Life Sciences M&A Surge Masks Pipeline Concerns, China Emerges as Key Target
Event summary
- Global life sciences M&A activity reached US$240 billion in 2025, an 81% increase from US$130 billion in 2024.
- The average deal size rose to US$2.1 billion, a 107% increase year-over-year.
- China accounted for 34% of alliance investment in 2025, up from 4% in 2020.
- Analysts project a US$370 billion growth gap by 2032, driven by patent expirations and geopolitical risks.

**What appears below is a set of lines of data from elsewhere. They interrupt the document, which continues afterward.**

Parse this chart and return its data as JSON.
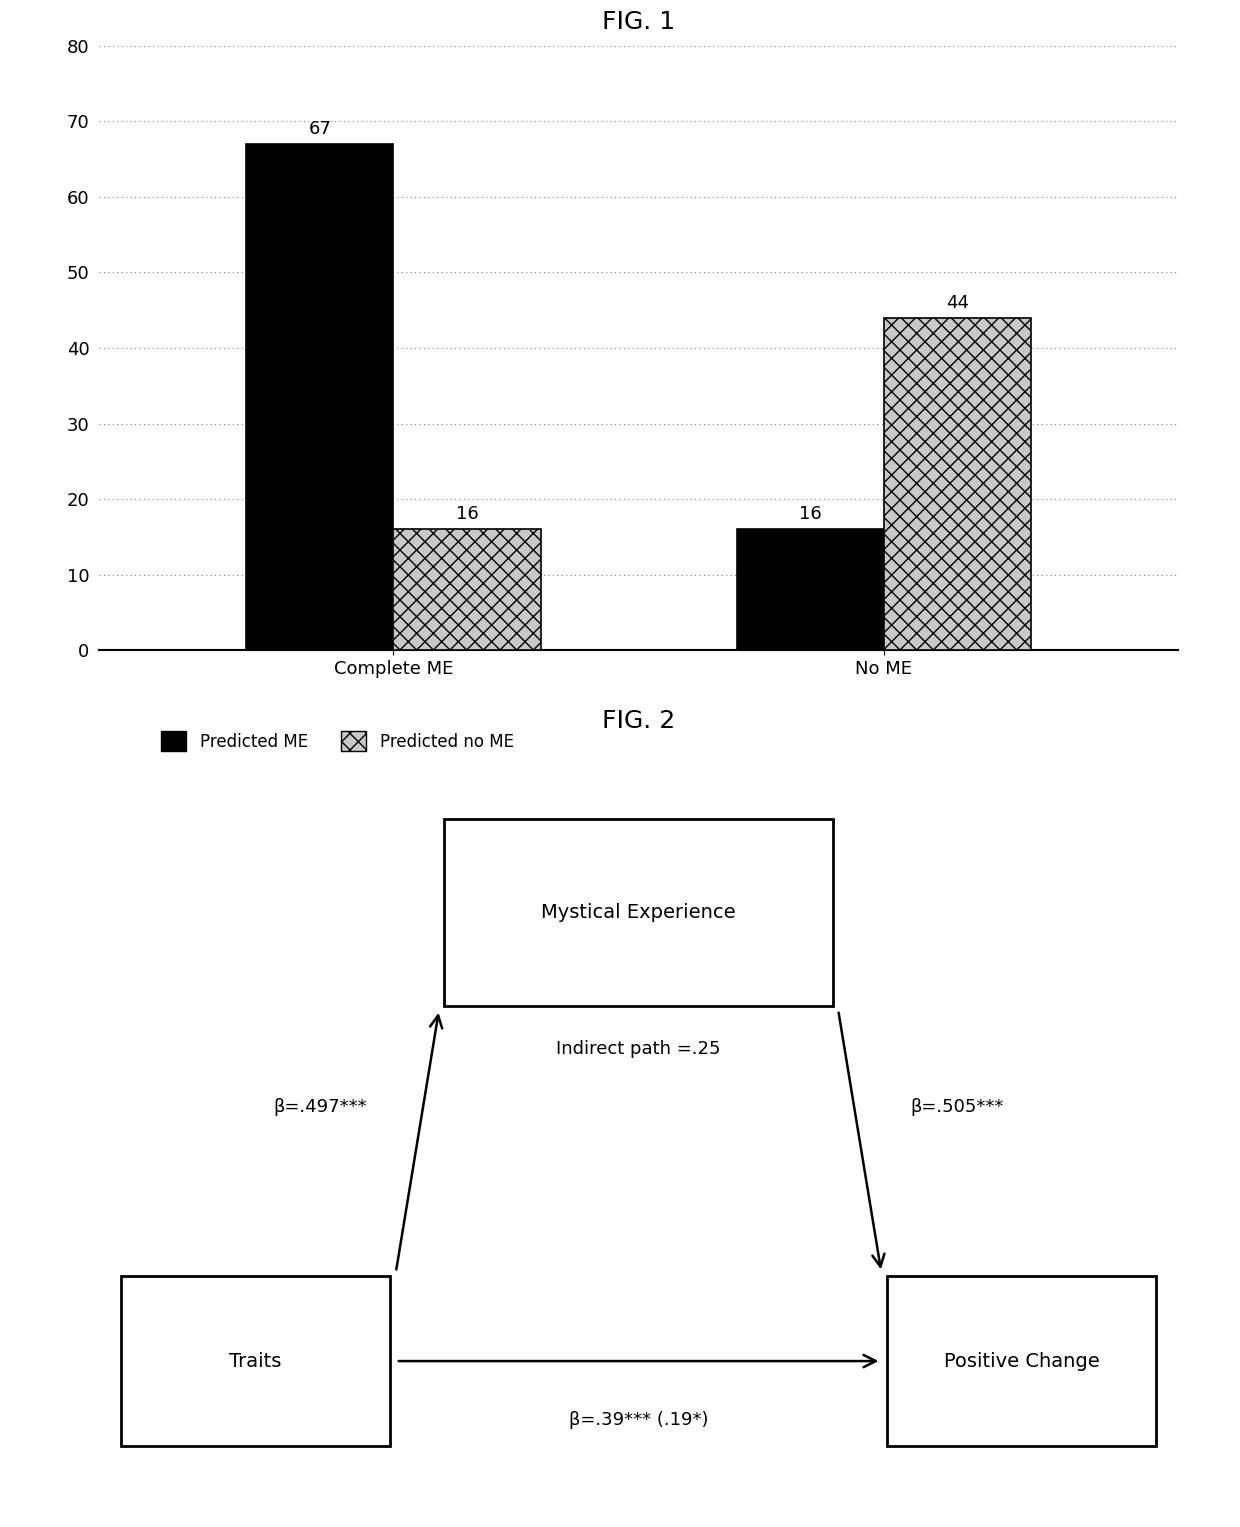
{
  "fig1_title": "FIG. 1",
  "fig2_title": "FIG. 2",
  "categories": [
    "Complete ME",
    "No ME"
  ],
  "predicted_me_values": [
    67,
    16
  ],
  "predicted_no_me_values": [
    16,
    44
  ],
  "bar_color_solid": "#000000",
  "bar_color_hatch": "#c8c8c8",
  "hatch_pattern": "xx",
  "ylim": [
    0,
    80
  ],
  "yticks": [
    0,
    10,
    20,
    30,
    40,
    50,
    60,
    70,
    80
  ],
  "legend_label_solid": "Predicted ME",
  "legend_label_hatch": "Predicted no ME",
  "bar_width": 0.3,
  "bar_label_fontsize": 13,
  "axis_label_fontsize": 13,
  "title_fontsize": 18,
  "fig2_arrow_left_label": "β=.497***",
  "fig2_arrow_right_label": "β=.505***",
  "fig2_arrow_bottom_label": "β=.39*** (.19*)",
  "fig2_indirect_label": "Indirect path =.25",
  "background_color": "#ffffff"
}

- AI-related deals have seen a 256% increase in potential value.
The big picture
The surge in life sciences M&A reflects a desperate search for growth amidst looming patent cliffs and geopolitical uncertainty. While 'Firepower' remains abundant, the industry's reliance on large-scale deals and China for innovation signals a heightened risk profile. The increasing importance of AI in dealmaking highlights a potential shift towards data-driven acquisition strategies, but also underscores the challenges of integrating new technologies and achieving expected returns.
What we're watching
- Execution Risk
- The low success rate (32%) of deals achieving revenue targets suggests a need for more rigorous post-acquisition integration strategies, particularly as deal sizes increase.
- China Exposure
- The significant reliance on China for innovation and investment creates geopolitical risk; Western firms must balance opportunity with potential regulatory or political shifts.
- Pipeline Pressure
- The widening growth gap will likely intensify M&A activity, but whether companies can consistently identify and integrate targets to offset patent losses remains a key challenge.